Aquele barulho diferente e um sacolejo mais insinuante que a nova passista globeleza. O pneu furou. O pneu, no caso, era de uma caminhonete. Furou, no caso, na margem da BR-116, a poucas horas do pôr-do-sol. Ao olhar para o lado esquerdo, apenas o horizonte. Ao olhar para o lado direito, um povoado simples.
Simples, mas prestativo. Encostando o veículo à procura de um borracheiro. Para um sujeito, cara de camponês, gente da pele curtida pelo sol. Eloquente, se dispõe a ajudar e chama o borracheiro, “o melhor da região”, ele diz. E o profissional chega lá e analisa o que houve. E era um furo grande, e precisava vulcanizar, e demoraria uma hora, talvez duas. Preço combinado, tudo certo. Um vai, outro fica ao lado do veículo.
Carro fechado, naquele pequeno povoado, hora de observar ao redor. Uma parada de ônibus com um pequeno logotipo onde se lia “Beberibe, eu te amo”, para proteger do sol os que precisam se locomover. Ao fim da tarde, ali, isolado, aparentemente não há muito o que fazer. Sinal de telefone, inclusive, não há.
Sem internet ou dados, a sensação é de solidão? Ledo engano. O camponês que buscou o borracheiro se apresenta, conta da formação técnica em mecânica, e que gosta de se embrenhar naquele local que mistura caatinga com litoral com pouquíssimos quilômetros de distância.
Logo chega mais um habitante, que conta que nos tempos dos avós tinha muita onça parda por ali. Sim, suçuaranas. E que hoje sumiram, mas ainda tem um tipo de cervo, algumas jararacas, as cascavéis já estão quase extintas.
E ali, atrás do povoado, tem um açude, onde implantaram tilápias e tucunarés, que se adaptaram bem, mas brigam muito, porque tucunarés são territorialistas e matam as tilápias. E ainda dificultam a pescaria, porque são inteligentes ao extremo.
Há uma igreja no meio da praça. Talvez seja uma capela. A falta de catolicismo impede saber a diferença entre uma e outra, mas é uma construção linda, parece uma casa de bonecas, com um santo em sua entrada. E um espaço para os guris, aproveitando que o sol está terminando o expediente, começarem a armar o futebol.
E um deles, o mais loquaz, olha e diz: “moço, vamos jogar bola?”, tirando um sorriso daqueles do fundo da alma e dando uma vontade quase incontrolável de dobrar as calças, tirar o sapato social e assumir uma das posições daquela pelada.

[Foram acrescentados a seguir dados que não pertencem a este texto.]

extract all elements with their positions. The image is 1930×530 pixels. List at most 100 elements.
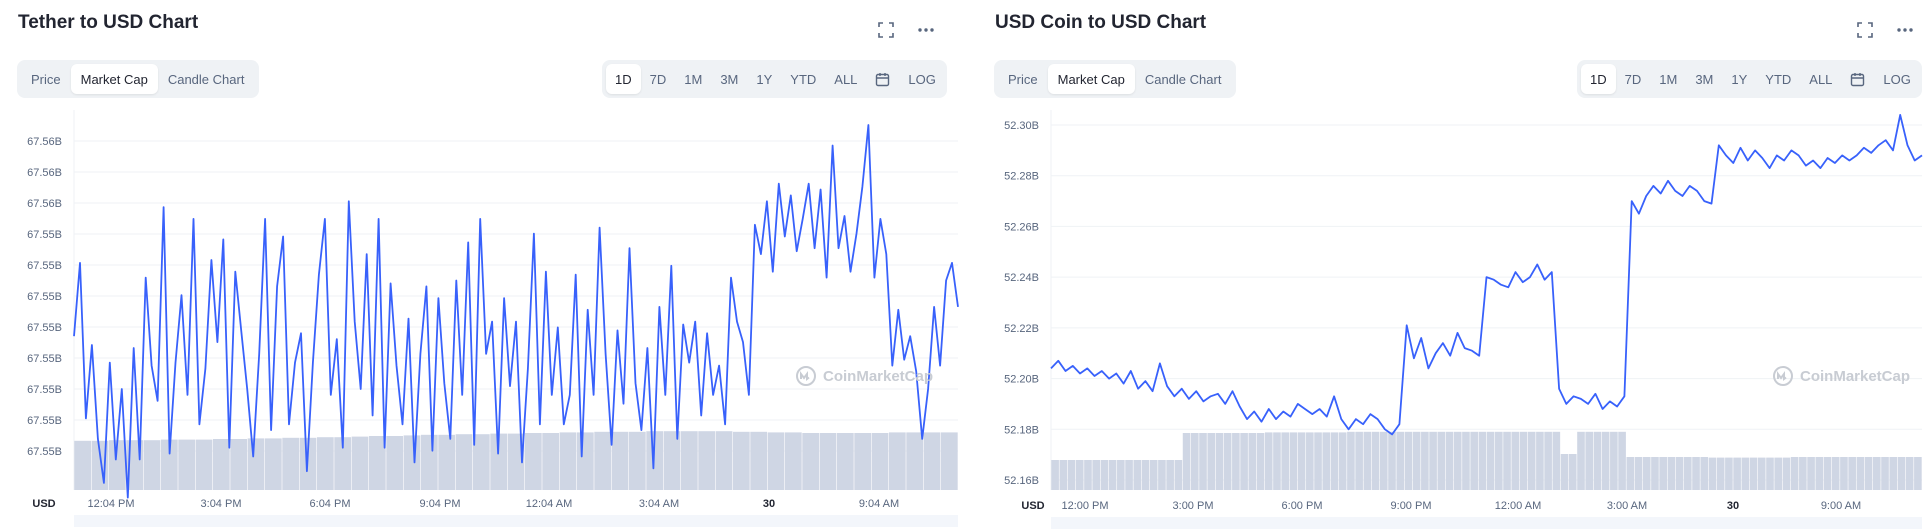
volume-bar <box>1749 457 1758 490</box>
volume-bar <box>178 439 196 490</box>
volume-bar <box>1117 460 1125 490</box>
range-1d-button[interactable]: 1D <box>1581 64 1616 94</box>
x-tick-label: 6:04 PM <box>310 498 351 510</box>
range-all-button[interactable]: ALL <box>1809 71 1833 87</box>
range-7d-button[interactable]: 7D <box>649 71 667 87</box>
x-tick-label: 3:04 PM <box>201 498 242 510</box>
volume-bar <box>1675 457 1684 490</box>
range-1m-button[interactable]: 1M <box>1659 71 1678 87</box>
range-ytd-button[interactable]: YTD <box>790 71 817 87</box>
time-range-selector: 1D 7D 1M 3M 1Y YTD ALL LOG <box>1577 60 1922 98</box>
volume-bar <box>1429 431 1437 490</box>
volume-bar <box>576 432 594 490</box>
volume-bar <box>767 432 785 490</box>
watermark-text: CoinMarketCap <box>823 367 934 385</box>
date-picker-button[interactable] <box>1841 64 1874 94</box>
y-tick-label: 67.55B <box>27 446 62 458</box>
volume-bar <box>1725 457 1733 490</box>
y-tick-label: 67.55B <box>27 229 62 241</box>
y-tick-label: 67.56B <box>27 198 62 210</box>
tab-candle-chart[interactable]: Candle Chart <box>1144 71 1222 87</box>
tab-candle-chart[interactable]: Candle Chart <box>167 71 245 87</box>
volume-bar <box>1897 457 1906 490</box>
log-scale-button[interactable]: LOG <box>908 71 936 87</box>
volume-bar <box>1182 433 1191 490</box>
range-navigator[interactable] <box>1051 517 1922 529</box>
range-3m-button[interactable]: 3M <box>720 71 739 87</box>
chart-type-tabs: Price Market Cap Candle Chart <box>994 60 1236 98</box>
volume-bar <box>1347 431 1355 490</box>
tab-price[interactable]: Price <box>1008 71 1038 87</box>
volume-bar <box>1716 457 1725 490</box>
volume-bar <box>368 436 386 490</box>
currency-label: USD <box>32 498 55 510</box>
volume-bar <box>1840 457 1848 490</box>
volume-bar <box>524 433 542 490</box>
watermark: CoinMarketCap <box>1772 365 1910 387</box>
watermark: CoinMarketCap <box>795 365 933 387</box>
expand-button[interactable] <box>872 16 900 44</box>
volume-bar <box>1338 432 1347 490</box>
y-tick-label: 52.30B <box>1004 120 1039 132</box>
volume-bar <box>1872 457 1881 490</box>
y-tick-label: 67.55B <box>27 322 62 334</box>
date-picker-button[interactable] <box>866 64 899 94</box>
x-tick-label: 12:04 AM <box>526 498 572 510</box>
volume-bar <box>1158 460 1166 490</box>
y-tick-label: 67.55B <box>27 353 62 365</box>
range-navigator[interactable] <box>74 515 958 527</box>
volume-bar <box>143 440 161 490</box>
volume-bar <box>1568 454 1577 490</box>
y-tick-label: 67.55B <box>27 291 62 303</box>
volume-bar <box>230 439 248 490</box>
range-3m-button[interactable]: 3M <box>1695 71 1714 87</box>
volume-bar <box>1503 431 1511 490</box>
x-tick-label: 3:00 PM <box>1173 500 1214 512</box>
volume-bar <box>1437 431 1446 490</box>
volume-bar <box>403 435 421 490</box>
range-7d-button[interactable]: 7D <box>1624 71 1642 87</box>
volume-bar <box>1453 431 1462 490</box>
tab-market-cap[interactable]: Market Cap <box>1047 64 1135 94</box>
log-scale-button[interactable]: LOG <box>1883 71 1911 87</box>
volume-bar <box>1240 433 1248 490</box>
volume-bar <box>750 431 768 490</box>
volume-bar <box>1306 432 1314 490</box>
volume-bar <box>1462 431 1470 490</box>
tab-market-cap[interactable]: Market Cap <box>70 64 158 94</box>
volume-bar <box>836 433 854 490</box>
more-options-button[interactable] <box>1891 16 1919 44</box>
expand-button[interactable] <box>1851 16 1879 44</box>
volume-bar <box>940 432 958 490</box>
volume-bar <box>1223 433 1232 490</box>
volume-bar <box>1790 457 1799 490</box>
volume-bar <box>1478 431 1487 490</box>
range-1y-button[interactable]: 1Y <box>1731 71 1748 87</box>
range-1d-button[interactable]: 1D <box>606 64 641 94</box>
range-1m-button[interactable]: 1M <box>684 71 703 87</box>
range-all-button[interactable]: ALL <box>834 71 858 87</box>
range-ytd-button[interactable]: YTD <box>1765 71 1792 87</box>
volume-bar <box>1799 457 1807 490</box>
volume-bar <box>1495 431 1503 490</box>
volume-bar <box>1659 457 1667 490</box>
volume-bar <box>1782 457 1791 490</box>
volume-bar <box>1651 457 1659 490</box>
volume-bar <box>1667 457 1676 490</box>
tab-price[interactable]: Price <box>31 71 61 87</box>
volume-bar <box>1248 433 1257 490</box>
volume-bar <box>1075 460 1084 490</box>
x-tick-label: 12:00 AM <box>1495 500 1541 512</box>
currency-label: USD <box>1021 500 1044 512</box>
volume-bar <box>871 433 889 490</box>
volume-bar <box>854 433 872 490</box>
volume-bar <box>1618 431 1626 490</box>
volume-bar <box>490 433 508 490</box>
volume-bar <box>1125 460 1133 490</box>
chart-title: Tether to USD Chart <box>18 12 199 33</box>
volume-bar <box>1273 432 1281 490</box>
range-1y-button[interactable]: 1Y <box>756 71 773 87</box>
expand-icon <box>1857 22 1873 38</box>
more-options-button[interactable] <box>912 16 940 44</box>
y-tick-label: 67.55B <box>27 384 62 396</box>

Ao mesmo tempo, jovens se reúnem na frente do povoado, mas não é nenhum motivo religioso ou festa na cidade. Estão esperando o ônibus para estudar. E não, não é colégio ou supletivo. É faculdade, na cidade ali perto. Alguns fazem direito, outros pedagogia e ali falam dos sonhos e contam que criaram um grupo de whats app. Mas como, se não há sinal telefônico? Rádio, wi-fi, modernidades.
E oferecem a senha da rede para ver os emails e passar recados. Mas não, não é preciso. Estar desconectado naquela hora é excelente. Esquecer o mundo para lembrar de si. E informam que naquela casinha azul vende sorvete artesanal. E o preço é baratinho. E tem de nata goiaba, uma combinação tão deliciosa e improvável quanto caatinga e litoral, com nacos de goiabada em meio à nata. Sabor que fica na memória.
O por do sol se aproxima pelas margens da BR-116, preguiçosamente, mesclando-se com a luz dos faróis dos veículos que rasgam aquela estrada. O tempo passa rápido e já vem o borracheiro com o pneu consertado – “muito trabalho, teve que vulcanizar” .
Enquanto ele coloca o pneu de volta, as despedidas, como se fossem velhos conhecidos. Promessas de um dia passar por lá de novo e comer um tucunaré no restaurante da moça, que por sinal é irmã do borracheiro, que namora com o cara que falou das suçuaranas, e ali todo mundo se conhece.
E naquele momento, conhecer aos outros é reconhecer a si mesmo. Agora entendo a mensagem da parada de ônibus.